CERN’s Building 937, known for housing the institution’s most innovative robots, has witnessed the introduction of this robodog into a pool of machines designed to meet the unique challenges of the world’s largest particle physics laboratory. Chris McGreavy, a robotics engineer from CERN’s Controls, Electronics, and Mechatronics (CEM) group, highlighted the robodog’s first mission’s success, saying: “There were no issues at all: the robot was completely stable throughout the inspection.” This test highlights the potential of the robodog to traverse areas that have previously been inaccessible or challenging for both humans and wheeled robots due to loose wires and pipes on the ground.

CERN’s robot family, which includes the modular CERNbot in various sizes and configurations, as well as the Train Inspection Monorail (TIM) and CRANEbot, has been instrumental in carrying heavy payloads across the laboratory.

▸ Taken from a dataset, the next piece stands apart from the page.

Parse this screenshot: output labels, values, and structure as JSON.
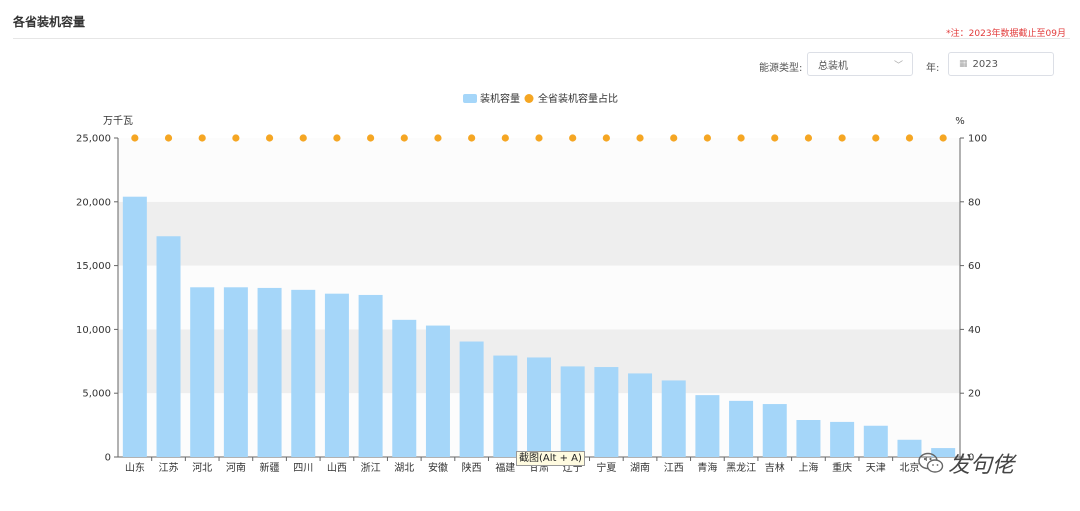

However, the addition of the robodog represents a leap forward in CERN’s ability to explore cluttered and unstructured areas, particularly within the experiment caverns such as the ALICE detector.

Enhancing the safety and efficiency of CERN’s operations

The robodog, a commercially available product from Unitree, is named Go1. It demonstrates CERN’s intention to explore the development of its custom robotic solutions. In collaboration with the Experimental Physics R&D department, the CEM group is focused on crafting advanced control algorithms and tools for these quadruped robots, aiming for their long-term deployment across CERN’s complex environments.

This initiative is part of CERN’s broader strategy to augment its experimental areas with robots capable of regular environmental condition monitoring, identifying potential hazards such as water or fire leaks and other critical incidents. Integrating the robodog with existing monorail robots in the Large Hadron Collider (LHC) tunnel will expand the scope of areas accessible for monitoring and maintenance, enhancing the safety and efficiency of CERN’s operations.